Yeah, we’ve got it permalinked on the blogroll. But I want to mention here that Phil has been exceptionally good lately, so if you haven’t checked out his coverage of defense issues, please do so, and you will become a regular visitor.
This recent piece, War game’s outcome stuns decisionmakers, blew me away.
To summarize, the military had a wargame and then they were surprised that “Our overwhelming conventional superiority is bound to trigger a massive, unconventional, asymmetric, possibly terroristic response.” This causes Lex to scratch his head. Open and obvious sources, e.g. well-publicized books and articles on the Internet, have been saying plainly, for years now, that this is the type of approach America’s enemies are going to take. So how is it possible that senior military personnel who participated in this exercise were surprised, let alone stunned, by these results? Can it be that these senior military personnel are so out of touch with basic reality which is openly available to the entire world? Can it be that they don’t understand the fundamental nature of the world we are entering and the threats we are facing? Or, is it that they are willfully blind to that reality? Why are they preparing to face a non-existent state-based threat? Because that is all they know how to do?
Damn. Not good.
I am thinking more and more that any “state-based-threat”, in the tanks-planes-howitzers category, is a mirage — North Korea and China being partial exceptions. Cynically, I wonder why the anti-war crowd argue more forcefully that we attacked Iraq because it is the only country on earth inept enough to fight us in a fashion we are able to handle?

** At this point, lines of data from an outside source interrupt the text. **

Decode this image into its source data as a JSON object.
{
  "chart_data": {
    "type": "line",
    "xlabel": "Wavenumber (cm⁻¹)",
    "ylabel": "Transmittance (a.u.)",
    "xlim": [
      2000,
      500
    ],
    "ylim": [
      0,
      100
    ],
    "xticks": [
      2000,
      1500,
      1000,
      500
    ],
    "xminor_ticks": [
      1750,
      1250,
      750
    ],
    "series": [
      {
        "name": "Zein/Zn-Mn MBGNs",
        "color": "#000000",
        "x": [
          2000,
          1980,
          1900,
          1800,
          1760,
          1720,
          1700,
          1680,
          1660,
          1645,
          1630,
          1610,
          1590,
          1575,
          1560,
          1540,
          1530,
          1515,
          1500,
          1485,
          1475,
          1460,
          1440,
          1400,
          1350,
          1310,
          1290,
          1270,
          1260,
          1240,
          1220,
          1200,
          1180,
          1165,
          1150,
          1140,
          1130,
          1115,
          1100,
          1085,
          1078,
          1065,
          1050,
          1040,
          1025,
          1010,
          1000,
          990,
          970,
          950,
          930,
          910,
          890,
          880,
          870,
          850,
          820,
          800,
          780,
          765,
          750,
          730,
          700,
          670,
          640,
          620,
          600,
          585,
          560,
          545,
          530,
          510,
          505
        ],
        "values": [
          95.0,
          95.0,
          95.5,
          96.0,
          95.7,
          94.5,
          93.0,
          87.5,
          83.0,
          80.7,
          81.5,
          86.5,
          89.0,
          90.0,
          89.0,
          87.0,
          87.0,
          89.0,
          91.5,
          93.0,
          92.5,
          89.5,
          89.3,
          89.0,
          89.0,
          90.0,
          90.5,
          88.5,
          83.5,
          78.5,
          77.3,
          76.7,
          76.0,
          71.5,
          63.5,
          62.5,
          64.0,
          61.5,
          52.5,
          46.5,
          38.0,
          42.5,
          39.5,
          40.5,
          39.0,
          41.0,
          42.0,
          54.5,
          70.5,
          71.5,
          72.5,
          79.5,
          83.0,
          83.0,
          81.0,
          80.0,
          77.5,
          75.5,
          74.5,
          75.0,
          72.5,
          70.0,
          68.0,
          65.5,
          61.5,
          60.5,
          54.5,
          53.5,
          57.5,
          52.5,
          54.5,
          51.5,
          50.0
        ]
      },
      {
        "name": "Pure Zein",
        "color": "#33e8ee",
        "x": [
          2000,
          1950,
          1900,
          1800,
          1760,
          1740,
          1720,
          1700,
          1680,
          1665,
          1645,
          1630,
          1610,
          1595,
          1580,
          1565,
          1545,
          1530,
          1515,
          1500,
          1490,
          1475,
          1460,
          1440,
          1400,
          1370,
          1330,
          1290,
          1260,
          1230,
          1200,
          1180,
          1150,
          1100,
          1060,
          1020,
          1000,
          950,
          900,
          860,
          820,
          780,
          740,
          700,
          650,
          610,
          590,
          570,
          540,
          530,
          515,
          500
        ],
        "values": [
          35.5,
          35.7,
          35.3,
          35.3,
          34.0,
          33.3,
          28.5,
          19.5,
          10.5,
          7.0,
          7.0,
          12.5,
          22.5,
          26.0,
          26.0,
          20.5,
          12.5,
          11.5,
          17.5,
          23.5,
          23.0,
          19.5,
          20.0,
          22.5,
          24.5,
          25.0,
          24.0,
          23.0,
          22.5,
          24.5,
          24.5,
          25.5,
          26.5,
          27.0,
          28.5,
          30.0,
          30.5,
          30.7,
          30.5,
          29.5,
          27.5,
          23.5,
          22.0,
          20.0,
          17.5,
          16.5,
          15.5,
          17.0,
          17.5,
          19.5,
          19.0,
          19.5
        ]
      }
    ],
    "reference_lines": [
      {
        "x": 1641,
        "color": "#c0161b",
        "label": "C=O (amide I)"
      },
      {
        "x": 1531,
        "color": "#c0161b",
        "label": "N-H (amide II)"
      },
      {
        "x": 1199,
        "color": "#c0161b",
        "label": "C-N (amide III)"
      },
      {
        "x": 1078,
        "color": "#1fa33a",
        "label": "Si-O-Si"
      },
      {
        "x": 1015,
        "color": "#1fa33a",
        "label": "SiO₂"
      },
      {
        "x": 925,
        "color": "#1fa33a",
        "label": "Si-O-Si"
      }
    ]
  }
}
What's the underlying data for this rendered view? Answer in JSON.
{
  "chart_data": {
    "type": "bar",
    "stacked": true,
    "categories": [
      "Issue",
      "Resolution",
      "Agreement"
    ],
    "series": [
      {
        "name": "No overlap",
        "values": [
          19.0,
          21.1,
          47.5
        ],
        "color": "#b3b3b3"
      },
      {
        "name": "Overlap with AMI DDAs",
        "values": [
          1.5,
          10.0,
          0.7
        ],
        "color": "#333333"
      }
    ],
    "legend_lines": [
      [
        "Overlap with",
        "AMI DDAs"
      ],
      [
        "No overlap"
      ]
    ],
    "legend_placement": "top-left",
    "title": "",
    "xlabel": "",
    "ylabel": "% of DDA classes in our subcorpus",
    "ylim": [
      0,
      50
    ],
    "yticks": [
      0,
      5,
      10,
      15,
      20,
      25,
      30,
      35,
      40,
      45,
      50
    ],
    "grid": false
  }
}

The many people out there who want to destroy America are short on means, other than willpower and brains, so they are doing some innovative thinking. If we don’t match that innovative thinking we are going to suffer unnecessary disasters before we rally and respond. We have abundant human and material resources to identify, engage and preempt, deter or destroy any possible threat. We need to employ these vast capabilities wisely. (Speaking of rallying, responding, etc., be sure to see this tour d’horizon by den Beste.)
A first step might be to stop thinking about and talking about “asymmetric threats” at all. Let’s just look at threats. A threat is only asymmetric because we have not yet developed a “symmetric” capability to address it. The Wehrmacht was an asymmetric threat in 1938, as far as America’s tiny army was concerned. We acquired the human and material means to deal with the threat, period. It stopped being asymmetric when we understood it and spent the time, effort and money to acquire the needed “symmetric” capability. Then we hammered the Third Reich into the dirt, with a little help from the Red Army’s tank armada.
The key thing here is that terrorism used to be primarily a nuisance from a military standpoint. For fifty years our former friend the Red Army’s tank armada was the monster symmetric threat we had to worry about. We could survive the loss of Vietnam. (We did.) But we could not survive the loss of Western Europe.
But those days are long gone. Now terrorism is the major threat because the means of destruction the terrorists are likely to obtain are so enormously powerful. This is a novel situation. We need to look carefully at military history to cull out any the lessons which are pertinent to this current situation, and to “fill the box” to deal with asymmetric challenges. We must not suffer a nuclear Pearl Harbor before we figure out what the real threats are. That would be a catastrophe, and it would be positively criminal if it occurred as a result of bureaucratic inertia.
(This Intel Dump piece about the current issue of the Atlantic Monthly is spot on. The essay about JFK’s dealings with the military, and the rotten advice they kept giving him, strongly support Eliot Cohen’s thesis, in his book Supreme Command — i.e., the military must be subject to strict scrutiny and control by the civilian leadership but, unfortunately, skillful or even competent civilian leadership in this area is rare. A quandry. Anyway, a discussion of Cohen’s book, and other historical and contemporary examples, merits a long post in itself. Too many topics, too many books, too little time.)